BMW is currently heavily involved in World Superbikes, albeit without any great success and it would seem unlikely that, on the back of that, they would be easily tempted to up the investment and jump to MotoGP, which would as likely as not produce the same paucity of results with no guarantee of moving up the grid as time went on. MotoGP is arguably higher-profile than WSBK and to fail on that stage is not something that any board would be keen to countenance.
Any new manufacturer entering MotoGP would have to endure the growing pains that the likes of Aprilia and KTM have suffered, not to mention Suzuki. BMW’s M1000RR could be adapted to run as a full prototype in MotoGP but at what cost to its reputation over years of uncompetitiveness? One can imagine passionate Italians doing that, as Aprilia did, but not efficient Germans.

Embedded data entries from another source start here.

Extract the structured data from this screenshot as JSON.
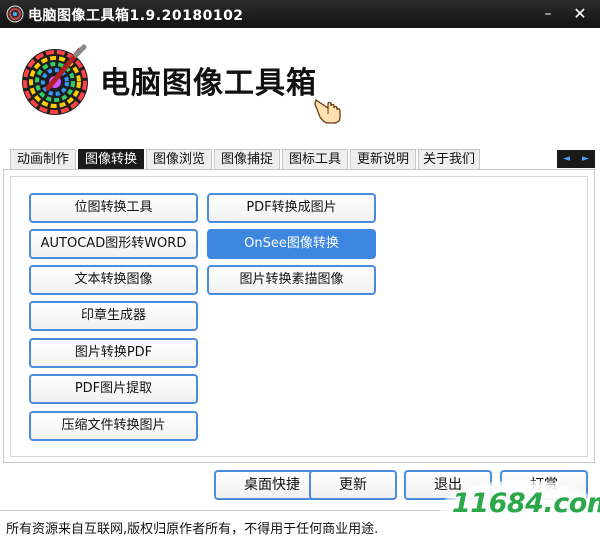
{
  "window": {
    "title": "电脑图像工具箱1.9.20180102",
    "minimize_glyph": "–",
    "close_glyph": "✕"
  },
  "header": {
    "title": "电脑图像工具箱"
  },
  "tabs": [
    {
      "label": "动画制作",
      "active": false
    },
    {
      "label": "图像转换",
      "active": true
    },
    {
      "label": "图像浏览",
      "active": false
    },
    {
      "label": "图像捕捉",
      "active": false
    },
    {
      "label": "图标工具",
      "active": false
    },
    {
      "label": "更新说明",
      "active": false
    },
    {
      "label": "关于我们",
      "active": false
    }
  ],
  "tab_scroll": {
    "left": "◄",
    "right": "►"
  },
  "tools_left": [
    "位图转换工具",
    "AUTOCAD图形转WORD",
    "文本转换图像",
    "印章生成器",
    "图片转换PDF",
    "PDF图片提取",
    "压缩文件转换图片"
  ],
  "tools_right": [
    "PDF转换成图片",
    "OnSee图像转换",
    "图片转换素描图像"
  ],
  "selected_tool": "OnSee图像转换",
  "bottom_buttons": {
    "desktop_shortcut": "桌面快捷",
    "update": "更新",
    "exit": "退出",
    "tip": "打赏"
  },
  "status": {
    "text": "所有资源来自互联网,版权归原作者所有，不得用于任何商业用途."
  },
  "watermark": {
    "text": "11684.com"
  },
  "colors": {
    "titlebar": "#1a1a1a",
    "button_border": "#4a8de0",
    "selected_button": "#3e87e0",
    "watermark": "#2aa84a"
  }
}
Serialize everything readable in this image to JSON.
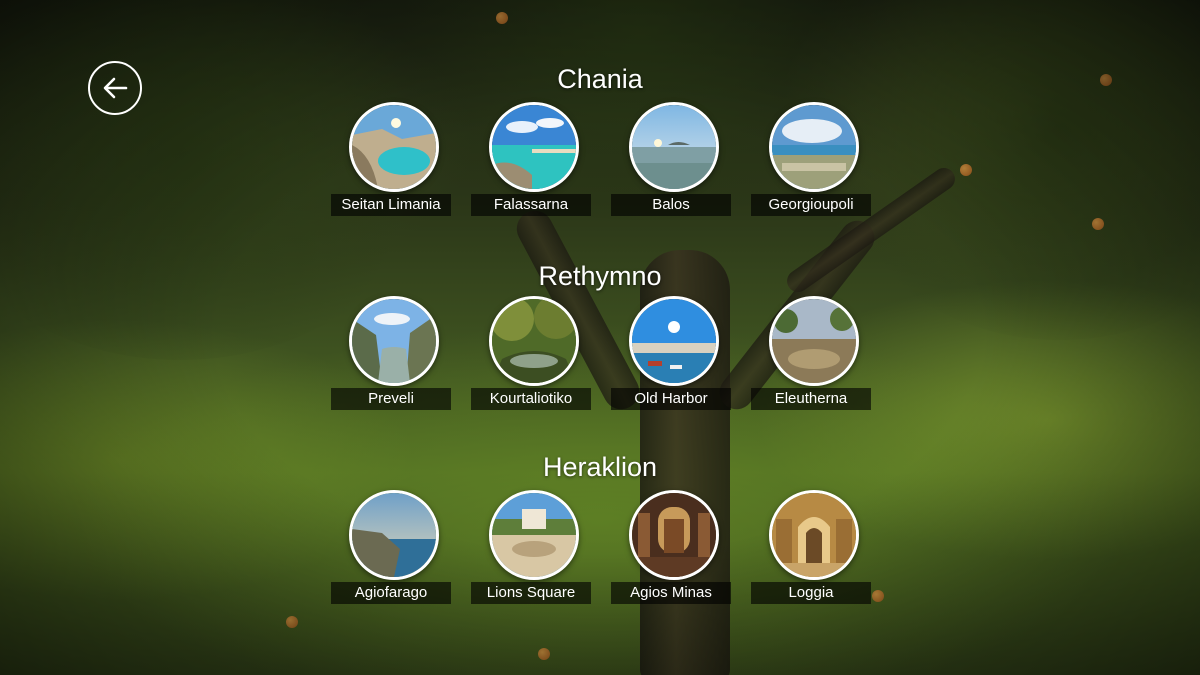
{
  "regions": [
    {
      "title": "Chania",
      "places": [
        {
          "label": "Seitan Limania",
          "icon": "cove-beach-photo"
        },
        {
          "label": "Falassarna",
          "icon": "turquoise-beach-photo"
        },
        {
          "label": "Balos",
          "icon": "lagoon-sunset-photo"
        },
        {
          "label": "Georgioupoli",
          "icon": "coastal-town-photo"
        }
      ]
    },
    {
      "title": "Rethymno",
      "places": [
        {
          "label": "Preveli",
          "icon": "river-gorge-photo"
        },
        {
          "label": "Kourtaliotiko",
          "icon": "forest-stream-photo"
        },
        {
          "label": "Old Harbor",
          "icon": "harbor-boats-photo"
        },
        {
          "label": "Eleutherna",
          "icon": "ruins-site-photo"
        }
      ]
    },
    {
      "title": "Heraklion",
      "places": [
        {
          "label": "Agiofarago",
          "icon": "cliff-sea-photo"
        },
        {
          "label": "Lions Square",
          "icon": "fountain-square-photo"
        },
        {
          "label": "Agios Minas",
          "icon": "church-interior-photo"
        },
        {
          "label": "Loggia",
          "icon": "arched-hall-photo"
        }
      ]
    }
  ],
  "back_button": {
    "icon": "back-arrow-icon"
  },
  "colors": {
    "ring": "#ffffff",
    "label_bg": "rgba(0,0,0,0.62)",
    "text": "#ffffff"
  }
}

Another manufacturer that could possibly be tempted, even without a suitable production machine to reflect on-track glory in the show rooms, would be Triumph.
Already providing the engines for Moto2 and building a very healthy reputation for power and reliability through it, the three-cylinder engine used in Moto2 has very close marketing ties to Triumph’s road models, which also make extensive use of the configuration. While triples have been used in MotoGP (and 500cc before that), currently the V4 and inline four are the engine of choice and Triumph doesn’t have one of those. That’s not to say it won’t in future and Triumph is certainly in good health financially but you know the old saying: to make a small fortune out of racing, start with a large one!
What about MV Agusta? Already dabbling in Moto2, the company, under new ownership of Russian Timur Sardarov, has hinted that WSBK and/or MotoGP are possibilities for the future, building on its racing heritage up to 1974, although it has to turn around its road-bike manufacturing before that can happen and that in itself is a five-year plan.
There is, however, a large elephant in the room: the Chinese! Dorna would dearly love to have a manufacturer from one of the worlds biggest markets on the grid and it’s not as far-fetched as you might think. Already Loncin, Zongshen and QJMoto have all dipped toes into Moto3, albeit as sponsors for teams rather than running their own bikes but what about CFMoto? With strong ties to KTM, this could result in branding a second KTM satellite team, while CFMoto would have the budget to fund it themselves.
What is certain is that there will again be 24 bikes on the grid in 2023. It just remains to be seen which manufacturer gets the nod.